Pour autant, tout n’est pas perdu. Comme nous l’avons vu, les gouvernements qui opposent une riposte peu convaincante à une urgence de santé publique risquent davantage une montée de la défiance à leur égard. Par conséquent, ceux qui sont conscients du risque épidémique et renforcent les capacités de réaction de leur système de santé publique à l’avance seront moins exposés à ce problème. L’efficacité avec laquelle certains pays africains ont riposté à la COVID-19 est imputable en partie aux efforts déployés pour investir dans ces capacités après les urgences de santé publique passées (SRAS, VIH, etc.). Et s’agissant de la confiance accordée à la science et aux chercheurs, la formation scientifique peut y contribuer.
De plus, nos résultats mettent en évidence une différence importante concernant la manière dont les jeunes, s’ils sont exposés à une épidémie, revoient leur jugement au sujet de la science et des scientifiques. Malgré la révision négative de leur point de vue sur l’honnêteté des chercheurs, la justesse de leurs conclusions et les bénéfices de leurs travaux pour la population, la vision de la science comme une aventure humaine (si la population fait confiance à la science comme projet et croit au progrès scientifique et technologique pour améliorer la vie) est inchangée. Cette distinction va dans le même sens que les études publiées par des psychologues et des cogniticiens sur la façon dont les citoyens pointent les responsabilités dans des contextes sociaux complexes aux enjeux importants et tendent à accuser des individus plutôt que des institutions. De même, pendant la pandémie, des politiciens et des commentateurs ont eu tendance à remettre en cause l’efficacité des mesures recommandées par certains scientifiques, tout en cherchant simultanément à mobiliser toutes les ressources scientifiques disponibles pour pouvoir élaborer un vaccin.

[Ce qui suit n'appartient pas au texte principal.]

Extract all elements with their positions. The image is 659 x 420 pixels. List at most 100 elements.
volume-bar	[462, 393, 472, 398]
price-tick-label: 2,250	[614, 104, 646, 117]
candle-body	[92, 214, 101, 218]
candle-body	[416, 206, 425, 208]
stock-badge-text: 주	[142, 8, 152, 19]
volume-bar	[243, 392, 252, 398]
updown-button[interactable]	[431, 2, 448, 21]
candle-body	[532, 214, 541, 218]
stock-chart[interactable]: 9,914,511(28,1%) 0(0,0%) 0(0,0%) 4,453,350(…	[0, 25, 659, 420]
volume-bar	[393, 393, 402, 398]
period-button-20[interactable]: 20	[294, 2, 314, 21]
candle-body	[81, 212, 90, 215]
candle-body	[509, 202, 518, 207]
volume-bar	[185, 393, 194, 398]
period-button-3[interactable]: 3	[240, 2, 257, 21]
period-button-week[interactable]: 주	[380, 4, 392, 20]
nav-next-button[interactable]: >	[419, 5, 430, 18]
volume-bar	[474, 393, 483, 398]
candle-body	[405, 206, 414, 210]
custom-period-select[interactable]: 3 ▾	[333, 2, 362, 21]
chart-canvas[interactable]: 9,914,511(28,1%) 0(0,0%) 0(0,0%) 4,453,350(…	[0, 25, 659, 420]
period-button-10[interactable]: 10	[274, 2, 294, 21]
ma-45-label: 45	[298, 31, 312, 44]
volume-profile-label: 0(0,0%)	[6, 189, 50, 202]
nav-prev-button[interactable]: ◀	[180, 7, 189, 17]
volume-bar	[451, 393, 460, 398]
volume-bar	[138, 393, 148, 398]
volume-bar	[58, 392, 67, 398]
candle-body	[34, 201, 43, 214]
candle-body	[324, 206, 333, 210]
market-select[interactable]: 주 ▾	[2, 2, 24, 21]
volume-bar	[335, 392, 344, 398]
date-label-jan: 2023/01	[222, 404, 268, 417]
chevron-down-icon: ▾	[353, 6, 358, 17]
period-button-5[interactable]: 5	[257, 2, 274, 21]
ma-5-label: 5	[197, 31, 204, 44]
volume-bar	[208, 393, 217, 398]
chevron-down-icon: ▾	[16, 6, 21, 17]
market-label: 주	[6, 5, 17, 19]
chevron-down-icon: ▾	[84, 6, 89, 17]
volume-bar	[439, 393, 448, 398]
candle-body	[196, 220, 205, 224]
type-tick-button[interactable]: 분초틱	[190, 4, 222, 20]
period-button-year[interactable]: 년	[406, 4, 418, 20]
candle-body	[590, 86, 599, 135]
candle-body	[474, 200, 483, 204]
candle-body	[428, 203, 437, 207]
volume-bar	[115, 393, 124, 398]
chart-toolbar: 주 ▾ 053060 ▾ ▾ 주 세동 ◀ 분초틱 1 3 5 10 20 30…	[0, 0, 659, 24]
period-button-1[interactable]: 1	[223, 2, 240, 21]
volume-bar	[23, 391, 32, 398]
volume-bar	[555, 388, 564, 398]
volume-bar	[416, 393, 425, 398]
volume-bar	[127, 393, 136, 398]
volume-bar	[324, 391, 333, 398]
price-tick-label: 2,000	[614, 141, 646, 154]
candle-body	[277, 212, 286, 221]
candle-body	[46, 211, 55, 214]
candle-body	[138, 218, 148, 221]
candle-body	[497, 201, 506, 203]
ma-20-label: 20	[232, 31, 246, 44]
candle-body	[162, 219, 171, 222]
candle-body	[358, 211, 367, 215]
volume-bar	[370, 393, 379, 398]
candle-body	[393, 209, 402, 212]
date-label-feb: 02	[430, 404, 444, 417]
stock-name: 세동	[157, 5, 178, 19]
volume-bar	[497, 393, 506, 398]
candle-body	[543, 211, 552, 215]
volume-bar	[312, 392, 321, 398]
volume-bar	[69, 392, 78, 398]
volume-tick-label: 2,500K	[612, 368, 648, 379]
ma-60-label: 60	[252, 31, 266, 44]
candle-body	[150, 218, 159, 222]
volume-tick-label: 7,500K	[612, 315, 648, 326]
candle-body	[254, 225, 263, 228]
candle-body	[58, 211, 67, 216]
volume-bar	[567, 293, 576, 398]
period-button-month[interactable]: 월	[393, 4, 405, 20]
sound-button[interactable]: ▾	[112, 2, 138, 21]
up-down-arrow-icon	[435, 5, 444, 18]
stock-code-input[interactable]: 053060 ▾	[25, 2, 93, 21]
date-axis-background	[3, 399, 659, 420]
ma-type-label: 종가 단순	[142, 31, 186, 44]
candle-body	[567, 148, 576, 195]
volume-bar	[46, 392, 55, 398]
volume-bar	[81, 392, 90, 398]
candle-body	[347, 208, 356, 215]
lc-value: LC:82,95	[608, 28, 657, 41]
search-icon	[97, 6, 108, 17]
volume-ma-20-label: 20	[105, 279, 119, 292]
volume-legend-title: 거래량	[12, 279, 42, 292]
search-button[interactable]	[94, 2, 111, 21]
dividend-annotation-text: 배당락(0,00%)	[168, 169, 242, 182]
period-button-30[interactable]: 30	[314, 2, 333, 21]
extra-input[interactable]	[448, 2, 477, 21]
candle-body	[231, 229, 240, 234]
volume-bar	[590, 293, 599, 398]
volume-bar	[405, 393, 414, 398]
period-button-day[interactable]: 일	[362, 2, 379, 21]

Il se pourrait donc que le problème, et sa solution, soit en rapport avec la manière dont les scientifiques se présentent et présentent leurs résultats. La population redoute qu’en tant qu’individus ayant des intérêts à défendre, les scientifiques ne soient indûment influencés par les priorités des dirigeants et des entrepreneurs. Elle peut craindre que les conclusions scientifiques procèdent de convictions personnelles au lieu de s’appuyer sur des faits solides. Les enquêtes ont établi qu’une fraction non négligeable des répondants voit dans les divergences entre scientifiques (qui ne sont pas rares dans le contexte d’une pandémie se propageant rapidement) la preuve que leurs conclusions sont dictées par des opinions personnelles ou le signe que les chercheurs en question sont incompétents.
Il est donc important de répondre aux préoccupations concernant les priorités commerciales et les partis pris personnels des scientifiques. Les chercheurs doivent expliquer que les désaccords et les nouvelles preuves contredisant les conclusions d’études antérieures font partie du processus qui caractérise le progrès scientifique. La riposte des pouvoirs publics à la pandémie de COVID-19 a souligné l’importance d’une communication efficace. D’après notre analyse, il semble particulièrement important d’adapter cette communication en tenant compte des interrogations des jeunes adultes se trouvant dans leurs années impressionnables pour renforcer la confiance, de sorte que les sociétés puissent se préparer aux futures pandémies et autres urgences.
Les opinions exprimées dans la revue n’engagent que leurs auteurs et ne reflètent pas nécessairement la politique du FMI.